Pakistan national jailed in conspiracy to bribe an immigration official
A Pakistani citizen unlawfully residing in Cheshire, Conn., was sentenced Friday to 15 months in prison, followed by three years of supervised release, for conspiring to bribe an immigration official in order to obtain lawful permanent residence and employment authorization documents.
Amjad Israr, 46, was sentenced by U.S. District Judge William D. Quarles, Jr. following an investigation by U.S. Immigration and Customs Enforcement’s (ICE) Homeland Security Investigations (HSI), U.S. Citizenship and Immigration Services (USCIS) Baltimore District Office and the Baltimore County Police Department.
According to his plea agreement, Israr operated multiple convenience stores called Krauszer’s in Connecticut. In 1994, Israr entered the United States using another person’s Pakistani passport that he had purchased in Pakistan. Israr has no legal immigration status in the United States.
Beginning in December 2011, Israr began working with a Maryland attorney who told Israr that he knew an immigration official who was willing to provide immigration documents, which would permit Israr to legally live and work in the United States in return for payments of money. Unbeknownst to the attorney and Israr, the attorney’s immigration contact was actually an undercover federal agent posing as a public official.

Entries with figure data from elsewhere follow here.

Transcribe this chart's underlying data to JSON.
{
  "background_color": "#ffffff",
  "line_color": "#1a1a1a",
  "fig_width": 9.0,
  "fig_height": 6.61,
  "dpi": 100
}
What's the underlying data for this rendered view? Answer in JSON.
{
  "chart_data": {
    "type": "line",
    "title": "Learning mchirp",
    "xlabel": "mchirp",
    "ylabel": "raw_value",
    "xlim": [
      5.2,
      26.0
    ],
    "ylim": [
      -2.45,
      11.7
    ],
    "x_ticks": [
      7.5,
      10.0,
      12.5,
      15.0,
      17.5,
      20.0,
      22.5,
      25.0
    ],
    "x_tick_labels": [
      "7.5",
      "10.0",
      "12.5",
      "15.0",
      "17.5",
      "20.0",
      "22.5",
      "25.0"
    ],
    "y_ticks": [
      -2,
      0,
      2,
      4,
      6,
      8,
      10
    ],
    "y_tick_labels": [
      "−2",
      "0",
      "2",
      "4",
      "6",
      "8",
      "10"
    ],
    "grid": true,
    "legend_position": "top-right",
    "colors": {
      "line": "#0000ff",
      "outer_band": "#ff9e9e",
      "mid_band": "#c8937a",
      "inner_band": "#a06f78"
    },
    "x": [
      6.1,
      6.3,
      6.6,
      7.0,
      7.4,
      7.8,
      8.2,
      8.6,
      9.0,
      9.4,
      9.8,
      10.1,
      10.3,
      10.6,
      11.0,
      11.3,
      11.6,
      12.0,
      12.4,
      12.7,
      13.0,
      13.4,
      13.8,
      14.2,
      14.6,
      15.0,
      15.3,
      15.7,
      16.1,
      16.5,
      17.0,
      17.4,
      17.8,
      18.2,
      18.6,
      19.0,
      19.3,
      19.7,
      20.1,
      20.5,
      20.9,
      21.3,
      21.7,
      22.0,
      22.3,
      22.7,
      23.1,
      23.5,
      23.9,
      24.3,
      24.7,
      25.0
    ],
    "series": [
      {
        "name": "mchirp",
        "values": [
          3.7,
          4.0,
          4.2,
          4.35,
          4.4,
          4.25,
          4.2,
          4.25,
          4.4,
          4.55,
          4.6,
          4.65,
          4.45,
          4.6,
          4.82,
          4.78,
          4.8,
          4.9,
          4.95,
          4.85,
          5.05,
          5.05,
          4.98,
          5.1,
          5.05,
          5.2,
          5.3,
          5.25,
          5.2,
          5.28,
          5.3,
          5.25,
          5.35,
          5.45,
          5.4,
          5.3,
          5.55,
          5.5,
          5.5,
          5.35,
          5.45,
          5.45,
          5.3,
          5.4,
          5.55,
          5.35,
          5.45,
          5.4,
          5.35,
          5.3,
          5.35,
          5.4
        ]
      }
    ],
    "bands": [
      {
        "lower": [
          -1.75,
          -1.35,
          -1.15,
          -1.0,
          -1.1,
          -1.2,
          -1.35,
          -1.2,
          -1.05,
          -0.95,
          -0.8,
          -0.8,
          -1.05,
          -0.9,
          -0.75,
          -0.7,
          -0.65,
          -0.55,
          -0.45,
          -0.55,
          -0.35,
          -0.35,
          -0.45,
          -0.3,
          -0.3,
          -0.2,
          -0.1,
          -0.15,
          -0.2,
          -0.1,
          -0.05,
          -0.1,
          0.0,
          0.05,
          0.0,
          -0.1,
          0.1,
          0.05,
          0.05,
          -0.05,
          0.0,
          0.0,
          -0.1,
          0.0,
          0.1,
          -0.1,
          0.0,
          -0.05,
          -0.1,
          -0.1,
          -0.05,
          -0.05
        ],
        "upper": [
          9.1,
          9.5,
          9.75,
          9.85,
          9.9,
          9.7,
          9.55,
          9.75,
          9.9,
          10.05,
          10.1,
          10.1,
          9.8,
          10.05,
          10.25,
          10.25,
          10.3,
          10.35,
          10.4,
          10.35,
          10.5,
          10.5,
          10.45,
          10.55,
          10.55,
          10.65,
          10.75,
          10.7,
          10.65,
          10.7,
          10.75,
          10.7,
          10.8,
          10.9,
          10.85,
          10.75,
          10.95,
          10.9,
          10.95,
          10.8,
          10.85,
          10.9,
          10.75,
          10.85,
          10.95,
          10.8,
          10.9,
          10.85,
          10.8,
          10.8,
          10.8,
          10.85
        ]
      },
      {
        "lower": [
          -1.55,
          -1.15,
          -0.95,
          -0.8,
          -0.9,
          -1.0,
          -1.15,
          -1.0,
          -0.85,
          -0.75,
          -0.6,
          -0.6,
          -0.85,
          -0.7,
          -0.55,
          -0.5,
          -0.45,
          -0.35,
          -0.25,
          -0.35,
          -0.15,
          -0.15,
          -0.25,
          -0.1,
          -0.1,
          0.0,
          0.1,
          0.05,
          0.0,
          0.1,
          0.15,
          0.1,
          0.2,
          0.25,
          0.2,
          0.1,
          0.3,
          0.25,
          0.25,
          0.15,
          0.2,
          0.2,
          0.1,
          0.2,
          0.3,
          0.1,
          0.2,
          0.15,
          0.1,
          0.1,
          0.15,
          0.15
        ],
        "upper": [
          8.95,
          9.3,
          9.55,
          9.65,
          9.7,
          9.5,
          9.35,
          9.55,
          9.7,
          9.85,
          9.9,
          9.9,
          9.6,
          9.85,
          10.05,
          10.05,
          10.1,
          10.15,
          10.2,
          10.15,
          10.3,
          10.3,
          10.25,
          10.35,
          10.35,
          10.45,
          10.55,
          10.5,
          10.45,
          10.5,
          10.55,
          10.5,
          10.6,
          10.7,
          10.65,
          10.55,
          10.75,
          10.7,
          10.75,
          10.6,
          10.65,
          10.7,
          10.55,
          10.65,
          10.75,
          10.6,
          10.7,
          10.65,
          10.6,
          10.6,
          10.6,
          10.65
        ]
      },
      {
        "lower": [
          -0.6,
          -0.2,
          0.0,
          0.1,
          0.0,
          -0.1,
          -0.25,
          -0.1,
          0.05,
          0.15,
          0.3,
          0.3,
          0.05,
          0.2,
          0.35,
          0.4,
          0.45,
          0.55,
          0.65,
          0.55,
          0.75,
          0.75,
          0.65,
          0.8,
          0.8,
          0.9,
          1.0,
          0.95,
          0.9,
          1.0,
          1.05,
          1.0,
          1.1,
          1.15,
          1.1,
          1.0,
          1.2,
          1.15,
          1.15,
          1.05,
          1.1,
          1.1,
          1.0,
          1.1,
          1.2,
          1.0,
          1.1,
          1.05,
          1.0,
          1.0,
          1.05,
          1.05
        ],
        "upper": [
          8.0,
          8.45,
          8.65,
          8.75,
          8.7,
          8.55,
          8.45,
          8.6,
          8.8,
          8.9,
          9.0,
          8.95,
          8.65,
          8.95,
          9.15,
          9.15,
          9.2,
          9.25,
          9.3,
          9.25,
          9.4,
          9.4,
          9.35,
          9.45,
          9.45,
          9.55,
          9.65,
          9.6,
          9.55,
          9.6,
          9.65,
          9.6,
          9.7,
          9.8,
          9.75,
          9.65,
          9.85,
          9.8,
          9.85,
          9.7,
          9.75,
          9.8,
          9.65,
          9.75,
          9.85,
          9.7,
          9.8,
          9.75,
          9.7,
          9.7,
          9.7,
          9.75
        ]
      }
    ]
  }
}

Israr agreed to pay the attorney approximately $30,000 for the immigration documents, knowing that a substantial portion of the payment would be provided to the purported USCIS official in exchange for the immigration documents. On Aug. 25, 2011, Israr and the attorney met with the undercover agent and during the meeting, Israr’s fingerprints and photos were taken in order to prepare the immigration documents for Israr. On one of the immigration forms later submitted to the undercover agent by the attorney, Israr falsely represented that he was married to a U.S. citizen and the wife’s name and personal identification information provided on the form were all fake. In January 2012, Israr received a lawful permanent resident card issued by the undercover agent, which he used to enter the United States Feb. 4, April 12 and July 17, 2012.
The case was prosecuted by assistant U.S. attorneys Harry M. Gruber and Gregory R. Bockin.